Watching it, I found the focus on several of the creators totally absorbing. Chief among them was novelist Tom Perrotta, who still hadn’t published his first book before 30 – the age at which he’d promised to try something else – but finally caught Hollywood’s attention with his novels “Election” and “Little Children.”
“A certain idea grabs hold of you, and you have to write that one. It doesn’t matter if it’s going to disappoint somebody else or scare somebody else,” he says of his creative process.
I also adored Perrotta’s description of his inability to take the advice of his own teachers to write first drafts quickly and fix them up later. It just didn’t work for his style. “I write the way a snail makes a shell. I just secrete a little bit and live inside it.”
Artist Huma Bhabha, who makes jaw-dropping works of art in seemingly every visual medium, talks about how working in a taxidermist’s shop at a young age helped her see the way objects and even body parts can be stitched together in bizarrely alluring ways.
Steve Breen, a two-time Pulitzer Prize-winning editorial cartoonist, offers some wry observations on creating a hybrid of art and journalism on a daily deadline. In one bit he shows his editor a fantastic idea to commemorate the 10th anniversary of the American invasion of Afghanistan … except it turns out he has the dates wrong and has to whip together a backup idea at (literally) the last minute.
Indie rocker Sara Quin speaks jealously of how effortless songwriting is for her twin sister, the other half of their band Tegan & Sara, but we get the sense that her immersive method is what works for her.
Neville Page, a creature designer who sculpts – mostly digitally these days – disturbing organisms for the movies talks movingly about the day he realized he was doing the job he always dreamed of.

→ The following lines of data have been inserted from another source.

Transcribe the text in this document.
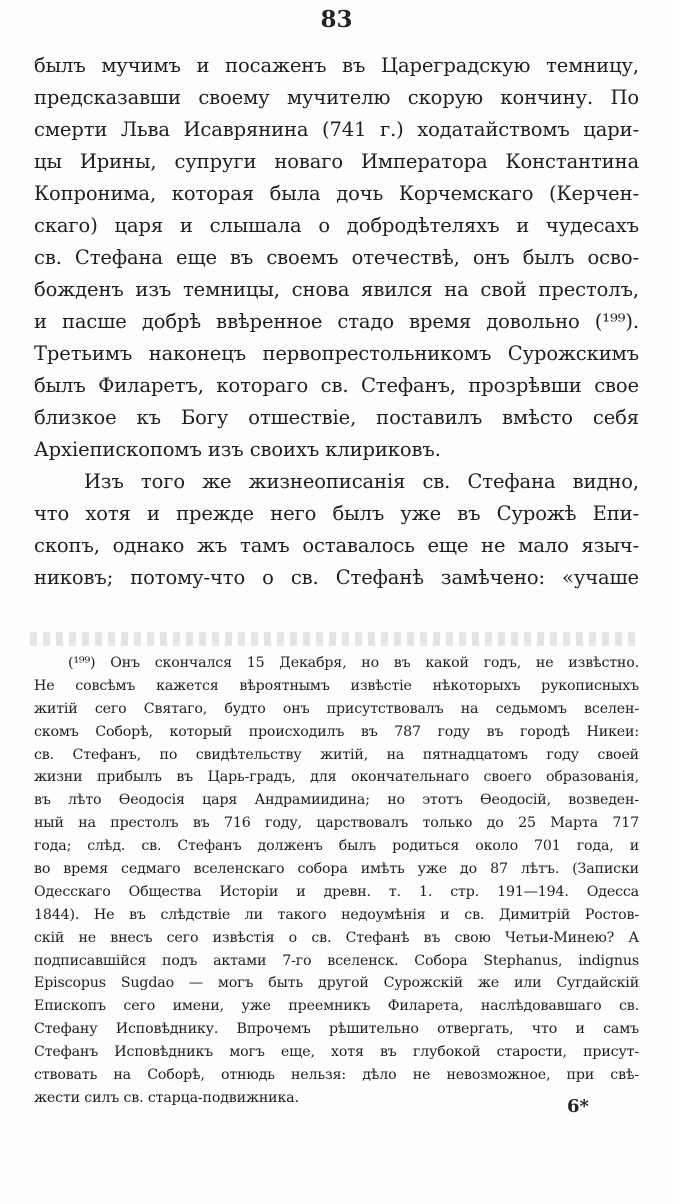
83
былъ мучимъ и посаженъ въ Цареградскую темницу,
предсказавши своему мучителю скорую кончину. По
смерти Льва Исаврянина (741 г.) ходатайствомъ цари-
цы Ирины, супруги новаго Императора Константина
Копронима, которая была дочь Корчемскаго (Керчен-
скаго) царя и слышала о добродѣтеляхъ и чудесахъ
св. Стефана еще въ своемъ отечествѣ, онъ былъ осво-
божденъ изъ темницы, снова явился на свой престолъ,
и пасше добрѣ ввѣренное стадо время довольно (¹⁹⁹).
Третьимъ наконецъ первопрестольникомъ Сурожскимъ
былъ Филаретъ, котораго св. Стефанъ, прозрѣвши свое
близкое къ Богу отшествіе, поставилъ вмѣсто себя
Архіепископомъ изъ своихъ клириковъ.
Изъ того же жизнеописанія св. Стефана видно,
что хотя и прежде него былъ уже въ Сурожѣ Епи-
скопъ, однако жъ тамъ оставалось еще не мало языч-
никовъ; потому-что о св. Стефанѣ замѣчено: «учаше
(¹⁹⁹) Онъ скончался 15 Декабря, но въ какой годъ, не извѣстно.
Не совсѣмъ кажется вѣроятнымъ извѣстіе нѣкоторыхъ рукописныхъ
житій сего Святаго, будто онъ присутствовалъ на седьмомъ вселен-
скомъ Соборѣ, который происходилъ въ 787 году въ городѣ Никеи:
св. Стефанъ, по свидѣтельству житій, на пятнадцатомъ году своей
жизни прибылъ въ Царь-градъ, для окончательнаго своего образованія,
въ лѣто Ѳеодосія царя Андрамиидина; но этотъ Ѳеодосій, возведен-
ный на престолъ въ 716 году, царствовалъ только до 25 Марта 717
года; слѣд. св. Стефанъ долженъ былъ родиться около 701 года, и
во время седмаго вселенскаго собора имѣть уже до 87 лѣтъ. (Записки
Одесскаго Общества Исторіи и древн. т. 1. стр. 191—194. Одесса
1844). Не въ слѣдствіе ли такого недоумѣнія и св. Димитрій Ростов-
скій не внесъ сего извѣстія о св. Стефанѣ въ свою Четьи-Минею? А
подписавшійся подъ актами 7-го вселенск. Собора Stephanus, indignus
Episcopus Sugdao — могъ быть другой Сурожскій же или Сугдайскій
Епископъ сего имени, уже преемникъ Филарета, наслѣдовавшаго св.
Стефану Исповѣднику. Впрочемъ рѣшительно отвергать, что и самъ
Стефанъ Исповѣдникъ могъ еще, хотя въ глубокой старости, присут-
ствовать на Соборѣ, отнюдь нельзя: дѣло не невозможное, при свѣ-
жести силъ св. старца-подвижника.	6*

Other figures, though, are less insightful. Some of that is due to their own inability to communicate the nature of their genius, like composer Jay Greenberg, who began writing great symphonies while still a teenager. Watching the awkward, isolated young man – a fast-walking bundle of tics and nervous glances -- we get the sense that he lives inside a world of music that he emerges from only reluctantly to engage others.
Comedienne Maria Bamford scrunches her face up like she’s in pain, and we get the feeling that she’s performing for us rather than talking to us.
Others, though, just aren’t that interesting and Cawley should have made the choice to excise them. Fashion designers Alexa Adams and Flora Gill are never really able to communicate anything beyond that they both grew up loving clothes. Choreographer Keith Young admits he got into dance because of all the pretty girls, and that’s pretty much the only interesting thing we learn about him.
Chefs Mary Sue Milliken and Susan Feniger seem like really engaging people, but they end up talking about the idea of food rather than the act of creating and eating it. The fault in this case lies in Cawley’s interviewing method, not the subjects.
“From Something, Nothing” is a worthy film for those who want to get inside the heads of people who innovate. But it would have been stronger by glimpsing into fewer skulls.